Edgard Varèse’s Amériques, also on the program, came at the start of the
20th century, and in essence announced, according to Robertson, that
despite the problems of large urban environments, the composer is
tremendously excited by them, as he’s coming to America as an outsider,
from European cities, which are smaller and more densely packed. To
Varèse, the skyscrapers in Manhattan are monuments to what mankind is
capable of achieving.
The person most
famously influenced by Varèse, Frank Zappa, composed his “Dupree’s
Paradise” in order to — “I mean,” says Robertson, laughing, “he called a
piece ‘Lumpy Gravy,’ and how am I supposed to deal with that? But that’s
precisely the wonder of Zappa, that he grew up in this landscape that the
others are writing about in music, and that gives yet another take on what
it is: the city as a metaphor for the human condition.
“The notion of culture
is not just one thing, it’s a combination of a lot of different
experiences,” he continues. “It’s the whole melting-pot idea that goes
throughout the program, and it expresses and contrasts itself in something
like Ives’ Central Park in the Dark; it expresses itself in the case of something like Feldman’s Turfan
Fragments, where there’s so much
going on that you end up not being able to grab anything but a phantom.”
Other works on the
program, including Boulez’s . . . explosante-fixe . . .
and Michael Gordon and filmmaker Bill Morrison’s
new untitled collaboration, take on the palimpsests of Los Angeles, Rome or
Jerusalem or other many-historied locations in varied angles, the point
being that in order to build a new city, you’ve got to build atop or around
the ruins of an old one and, in the course of construction, consider the
cost and benefit of the new technology with which you’re creating the
modern structure.
“There’s all of this
amazing stuff happening in technology at the breakneck speed of light,”
says Robertson, “and art will be created in the same way. Boulez really
embraces this; he uses the technology to do things that without the
technology would be impossible to realize, even if you had a whole army of
musicians. It’s a bionic type of thing.”
“Concrete Frequency”
contrasts these orchestral interpretations with another musical series,
drawn from the world of contemporary rock, folk and pop. The series’
curator, Johanna Rees, brings in a widely varied crew, including Norwegian
avant-romantic tunesmith Sondre Lerche, ex-Hüsker Dü singer-guitarist Bob
Mould, Inara George of the Bird and the Bee, infamous gadfly
arranger-composer-pianist Van Dyke Parks, John Doe, Kyp Malone of TV on the
Radio, Biirdie, Zooey Deschanel, Daniel Rossen of Grizzly Bear, and several
others. They’ll perform in a living-room, informal kind of format, each
delivering single songs accompanied only by piano or guitar.
“The festival is
centered on how the urban environment influences and inspires and affects
the artist,” says Rees. “I asked artists who’ve all been living city to
city, as touring artists; I chose not to go for any rock stars, as such.
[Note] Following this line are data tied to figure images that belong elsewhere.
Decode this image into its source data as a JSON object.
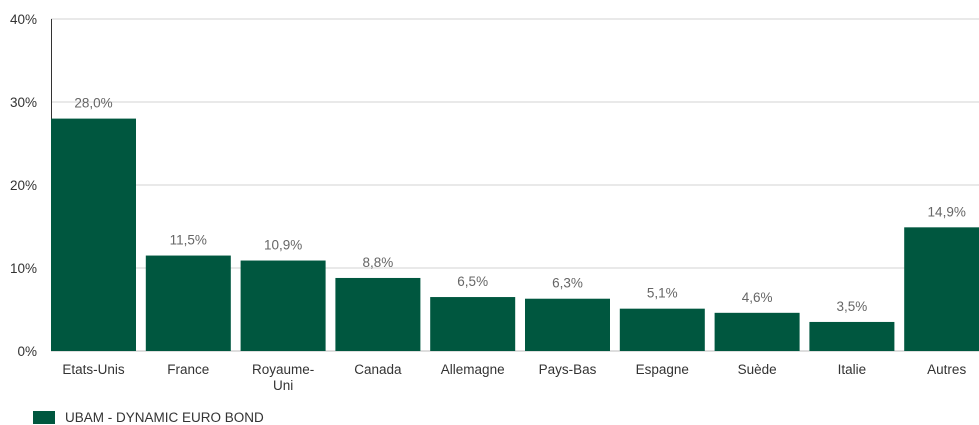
{
  "chart_data": {
    "type": "bar",
    "categories": [
      "Etats-Unis",
      "France",
      "Royaume-Uni",
      "Canada",
      "Allemagne",
      "Pays-Bas",
      "Espagne",
      "Suède",
      "Italie",
      "Autres"
    ],
    "category_lines": [
      [
        "Etats-Unis"
      ],
      [
        "France"
      ],
      [
        "Royaume-",
        "Uni"
      ],
      [
        "Canada"
      ],
      [
        "Allemagne"
      ],
      [
        "Pays-Bas"
      ],
      [
        "Espagne"
      ],
      [
        "Suède"
      ],
      [
        "Italie"
      ],
      [
        "Autres"
      ]
    ],
    "series": [
      {
        "name": "UBAM - DYNAMIC EURO BOND",
        "values": [
          28.0,
          11.5,
          10.9,
          8.8,
          6.5,
          6.3,
          5.1,
          4.6,
          3.5,
          14.9
        ],
        "labels": [
          "28,0%",
          "11,5%",
          "10,9%",
          "8,8%",
          "6,5%",
          "6,3%",
          "5,1%",
          "4,6%",
          "3,5%",
          "14,9%"
        ]
      }
    ],
    "yticks": [
      0,
      10,
      20,
      30,
      40
    ],
    "ytick_labels": [
      "0%",
      "10%",
      "20%",
      "30%",
      "40%"
    ],
    "ylim": [
      0,
      40
    ],
    "grid": true,
    "legend_position": "bottom-left",
    "bar_color": "#00573f",
    "grid_color": "#d3d3d3"
  }
}
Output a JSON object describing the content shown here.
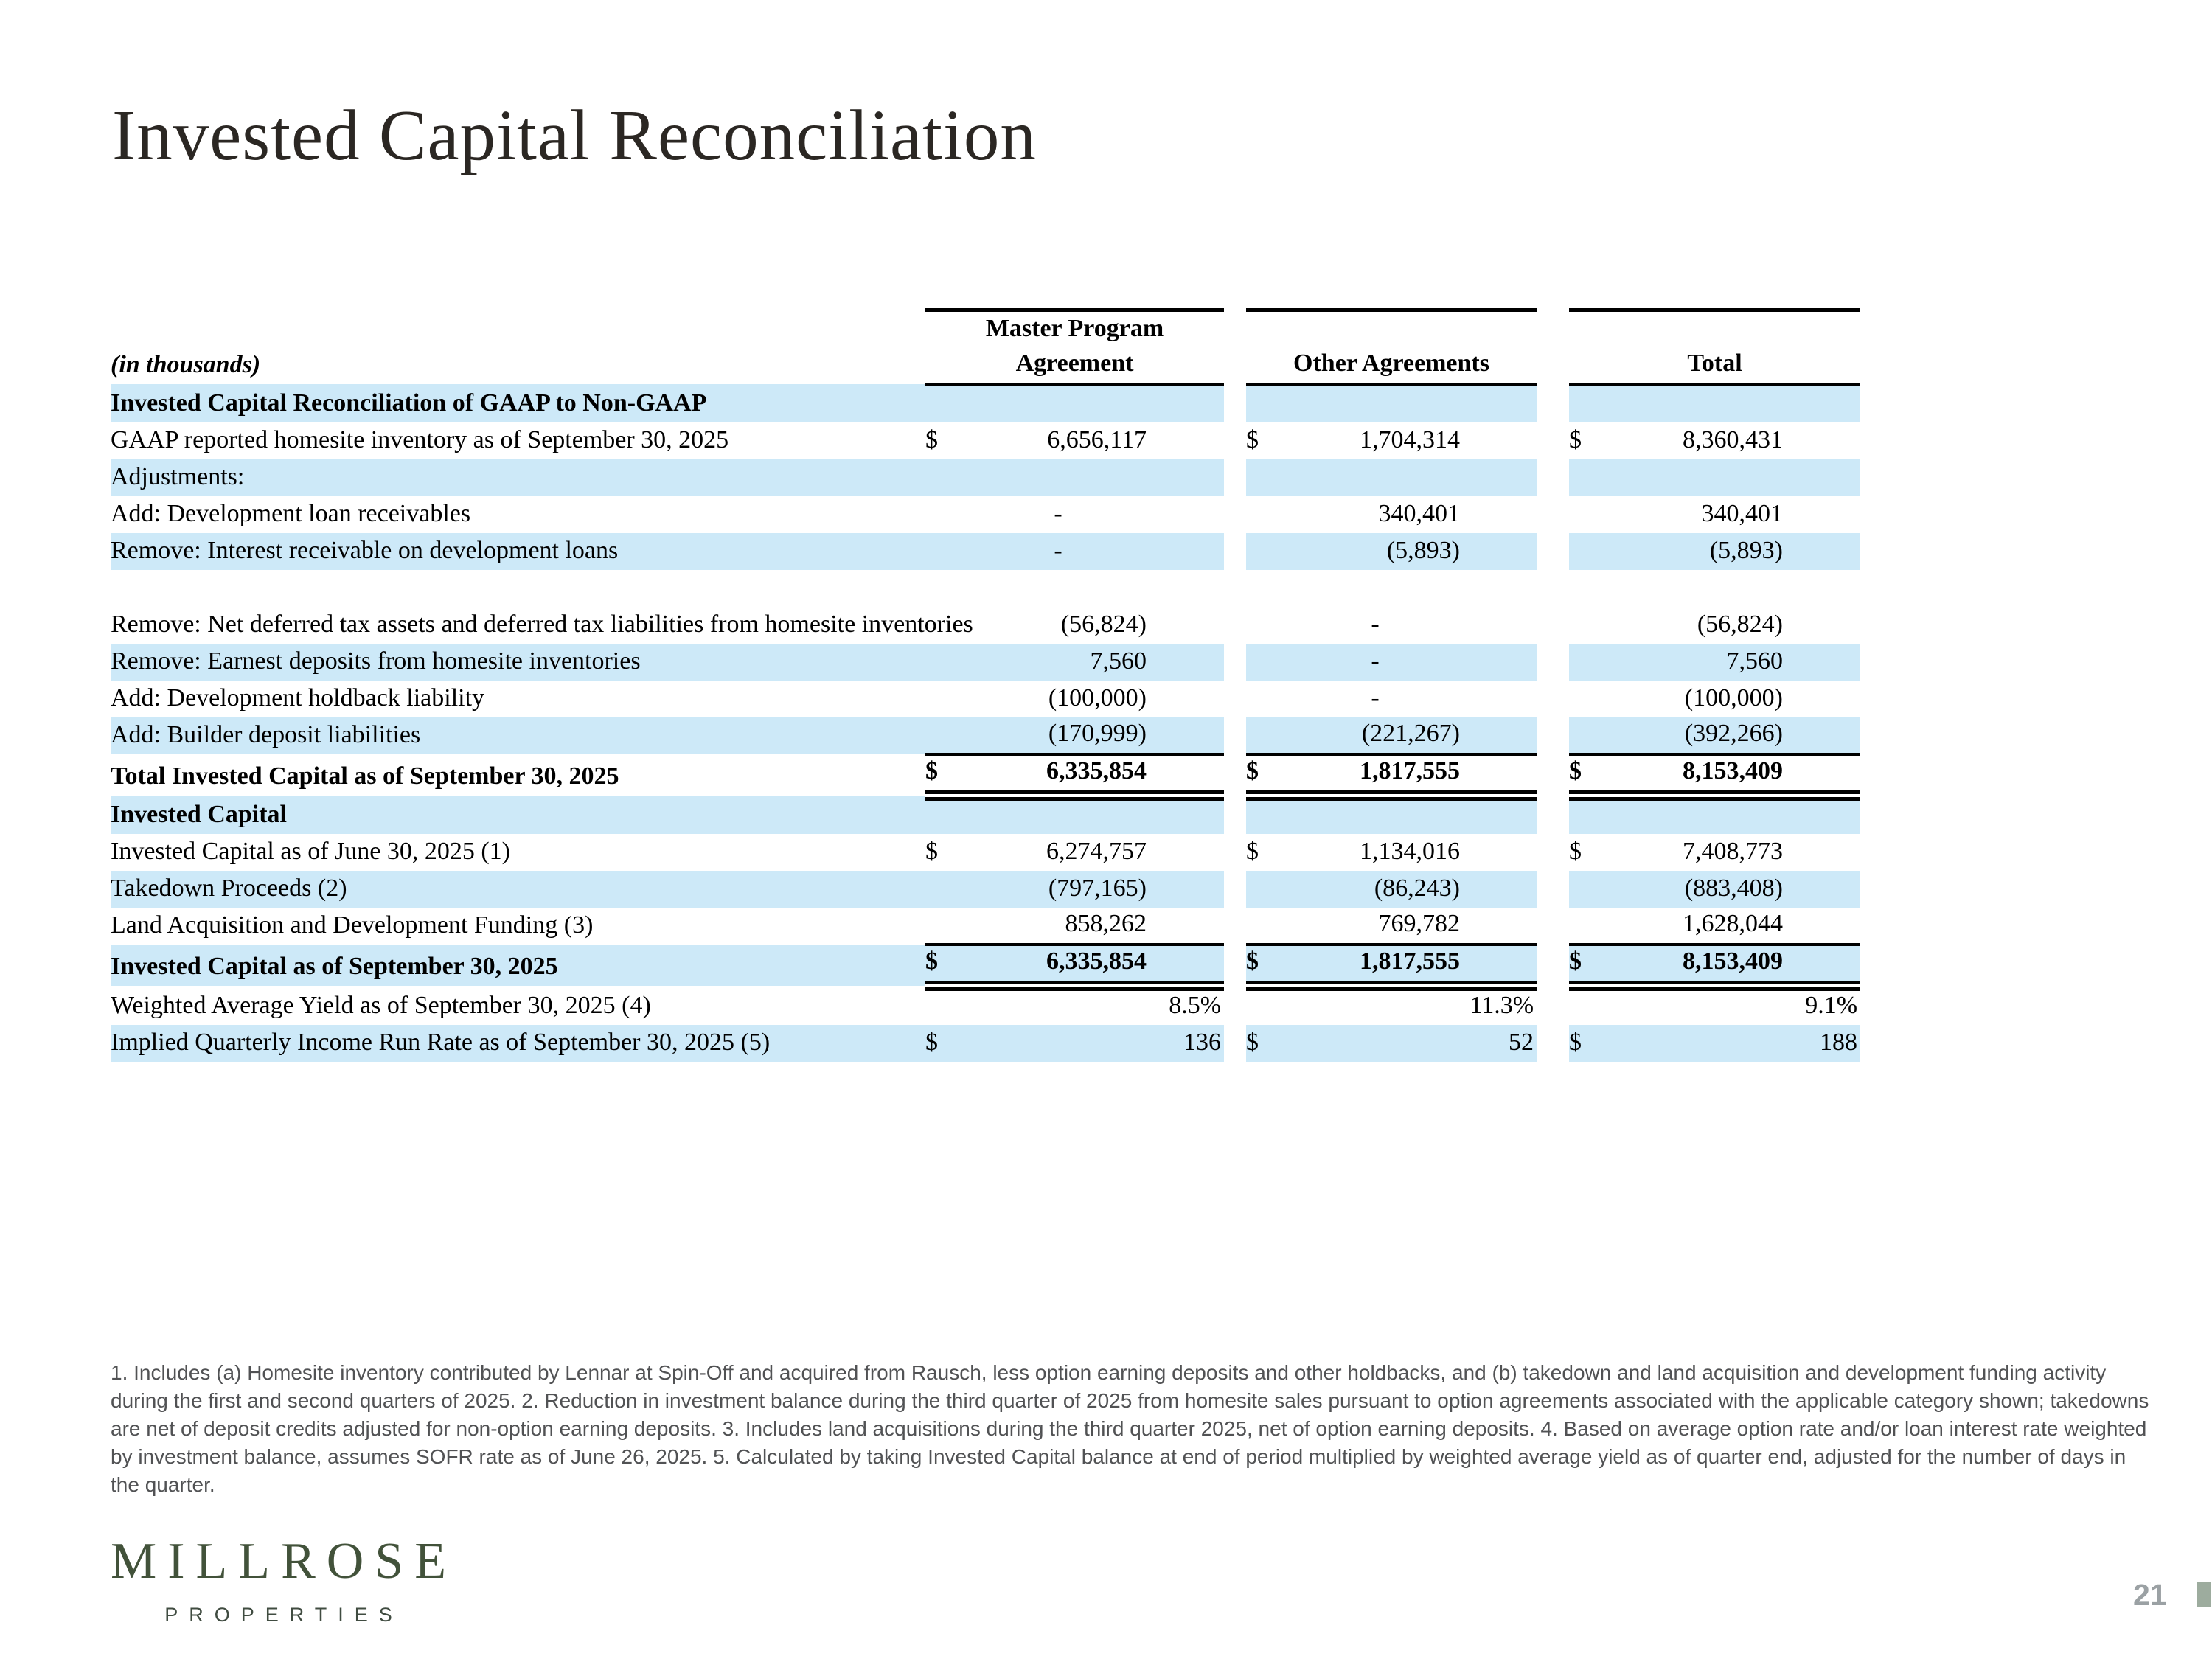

They’re continuing to tour and play live; at some level, they’re going in
and out of cities anonymously and not really knowing where they are the
next weekend or next day.
“It’s hearing what
those types of things have to say in terms of how it affects their
songwriting, and really having an urban existence. It’s not so much that I
wanted them to write a specific song about Chicago or New Orleans; however
that manifested itself in song, that’s what I wanted.”
An additional night of
electronic music features perhaps two natural choices in a more literal
sense: England’s laptop duo Plaid, and Cornelius, from Tokyo — the most
densely populated city in the world. “His music is rooted in city life,”
says Rees. “There’s such an edge to it, and such an unpredictability and
spontaneity about it. If you went to Tokyo, and you had the soundtrack to
that city, this is what it would sound like.”